Skeeter3 · 09/04/2015 21:23

While I'm at it, the sleep deprivation used in torture is literally ZERO sleep for days on end, with physical punishment (electrocution, water boarding, breaking fingers etc) to prevent the person from sleeping.

Broken sleep of (typical) parenthood whilst could still be called sleep deprivation is not comparable to torture (might feel like you're being tortured but you're not).

Also Scrummy it sounds a bit like you may have been suffering from depression at that time, potentially not related to lack of sleep, most likely worsened by it. Might that be a possibility?

AldiQ7 · 09/04/2015 21:24

OTheHugeManatee is spot on.

ScrumpyBetty · 09/04/2015 21:24

skeeter what is your point, I think we all know how controlled crying works? Is your point that it is harmful to the child? Because there is no hard evidence to prove that.

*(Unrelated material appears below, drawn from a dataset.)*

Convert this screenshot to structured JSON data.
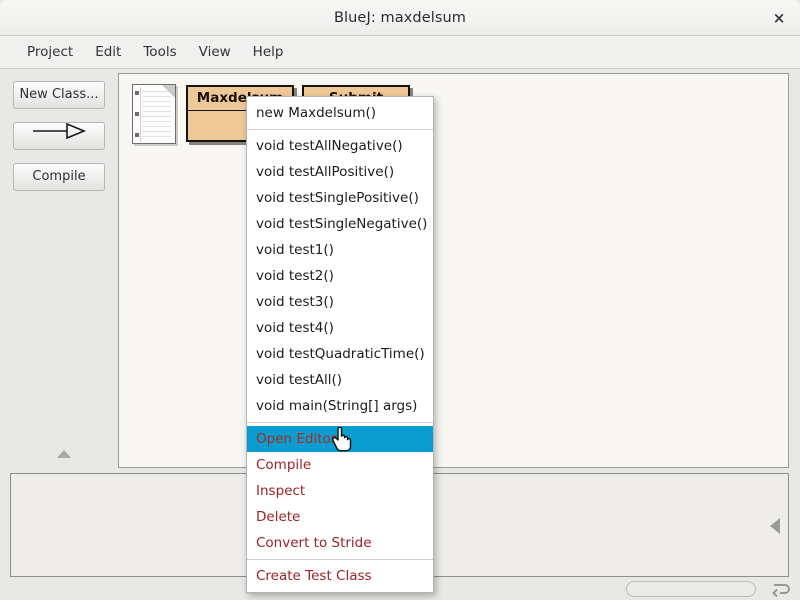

Many parents, like myself, resort to CC as a last resort failing many other methods, and after much consideration of what to do. It is not something that we, nor other parents, did lightly.

OP posts:
Skeeter3 · 09/04/2015 21:27

No point other than semantics, I'm a bit of a pedant I'm afraid.

People equate leaving your child to cry solely with CIO, whilst cc does this also.

OTheHugeManatee · 09/04/2015 21:27

the time scale may be different but the effect is the same.

And what is the effect produced by leaving a child to cry, that is the same whether the crying lasts five minutes or several hours?

And does this effect obtain regardless of the developmental stage?